Game theory, which uses mathematical models to study human behavior and interactions in games, has applications in areas that range widely from politics and economics to warfare and international relations. It has even been used in the study of conflict and cooperation.
One of the best known examples of game theory in action is the Prisoner’s Dilemma, a non-zero sum game used to analyze cooperation.
The basic premise of the Prisoner’s Dilemma is this: the police have arrested two individuals suspected of being co-conspirators in a crime. The police keep these individuals in separate cells to prevent them from communicating with each other. The police lack enough evidence to convict either of them but offer each of them a deal in the hopes that either or both of them will confess. They tell each prisoner that if he betrays his accomplice, he will go free. If both prisoners refuse to talk, they will both receive only a very light prison sentence because of the lack of evidence. If one betrays the other, the one who betrays will go free, and the one who says nothing will be punished with a lengthy prison sentence. If, however, they both betray each other, they will receive prison sentences, but not as lengthy as if only one confesses.

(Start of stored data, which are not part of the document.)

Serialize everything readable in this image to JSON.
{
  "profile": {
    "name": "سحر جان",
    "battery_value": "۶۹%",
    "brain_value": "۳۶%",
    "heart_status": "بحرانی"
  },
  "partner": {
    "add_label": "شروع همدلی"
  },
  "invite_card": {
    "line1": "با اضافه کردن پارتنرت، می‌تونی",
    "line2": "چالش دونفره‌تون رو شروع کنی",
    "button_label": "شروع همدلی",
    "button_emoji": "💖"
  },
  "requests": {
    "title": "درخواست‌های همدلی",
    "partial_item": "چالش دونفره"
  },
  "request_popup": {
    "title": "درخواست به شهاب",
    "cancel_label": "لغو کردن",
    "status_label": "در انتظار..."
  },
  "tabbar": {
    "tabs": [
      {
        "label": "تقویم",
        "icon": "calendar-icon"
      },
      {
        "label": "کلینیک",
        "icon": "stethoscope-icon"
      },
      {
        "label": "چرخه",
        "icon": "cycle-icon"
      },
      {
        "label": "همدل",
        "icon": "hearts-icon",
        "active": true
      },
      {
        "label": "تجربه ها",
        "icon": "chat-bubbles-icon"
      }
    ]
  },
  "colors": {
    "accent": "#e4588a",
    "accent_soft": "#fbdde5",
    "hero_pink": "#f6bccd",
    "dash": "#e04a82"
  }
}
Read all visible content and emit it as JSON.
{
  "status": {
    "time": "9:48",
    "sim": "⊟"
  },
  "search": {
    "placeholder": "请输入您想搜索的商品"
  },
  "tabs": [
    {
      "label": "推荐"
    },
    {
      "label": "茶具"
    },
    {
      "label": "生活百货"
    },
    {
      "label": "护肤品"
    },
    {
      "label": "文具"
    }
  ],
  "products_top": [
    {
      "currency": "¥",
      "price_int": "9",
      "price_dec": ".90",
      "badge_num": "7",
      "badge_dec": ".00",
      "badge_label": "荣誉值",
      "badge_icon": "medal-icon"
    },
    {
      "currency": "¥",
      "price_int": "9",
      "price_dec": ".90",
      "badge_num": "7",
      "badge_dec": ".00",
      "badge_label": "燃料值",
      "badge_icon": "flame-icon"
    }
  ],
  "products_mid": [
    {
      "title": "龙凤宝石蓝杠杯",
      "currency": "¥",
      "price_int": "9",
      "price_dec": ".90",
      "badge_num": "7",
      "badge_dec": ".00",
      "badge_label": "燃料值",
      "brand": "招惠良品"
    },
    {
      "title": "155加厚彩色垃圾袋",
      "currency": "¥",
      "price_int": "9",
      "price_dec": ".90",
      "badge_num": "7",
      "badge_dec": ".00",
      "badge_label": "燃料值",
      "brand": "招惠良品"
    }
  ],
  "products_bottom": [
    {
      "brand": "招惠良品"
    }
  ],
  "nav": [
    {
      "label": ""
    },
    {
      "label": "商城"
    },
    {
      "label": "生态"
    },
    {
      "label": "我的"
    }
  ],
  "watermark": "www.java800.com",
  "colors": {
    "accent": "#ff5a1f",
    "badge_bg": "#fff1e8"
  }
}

The dilemma of course is that neither prisoner can speak with the other, so neither knows which course of action the other will choose—will they remain silent, thereby cooperating with each other, or will one or both of them betray the other? The biggest payoff for one prisoner occurs if one betrays while the other remains silent; the best outcome for both prisoners occurs if they both remain silent, thereby drawing only a light sentence.
The choice lies between cooperation and competition. Does the prisoner think only of himself or take his fellow prisoner into account?
(Interesting aside: according to Wikipedia, there is actually a television game show, “Friend or Foe“, which utilizes the Prisoner’s Dilemma in dividing up winnings among members of the team that scores the lowest on the show.)
Of course in real-life conflicts or negotiations, people are able to do what the prisoners in the Prisoner’s Dilemma are unable to: talk to each other. Communication removes the risk and unpredictability that silence produces: without communication, an individual can only anticipate or guess what the person across the bargaining table will do. Communication with the disclosure it brings reveals interests and builds trust. Through communication it is possible to address or minimize risk, discuss contingencies, design mutually beneficial outcomes, and optimize proposals already on the table to maximize benefit. This provides significant rewards for cooperative behavior.
The Prisoner’s Dilemma can be played online at several web sites. These include:
- The Serendip web site, a “gathering place for people who suspect that life’s instructions are always ambiguous and incomplete” (you can’t argue with that).
- Iterated-prisoners-dilemma.net, which allows you to change players’ strategies and run simulations using a number of different variables.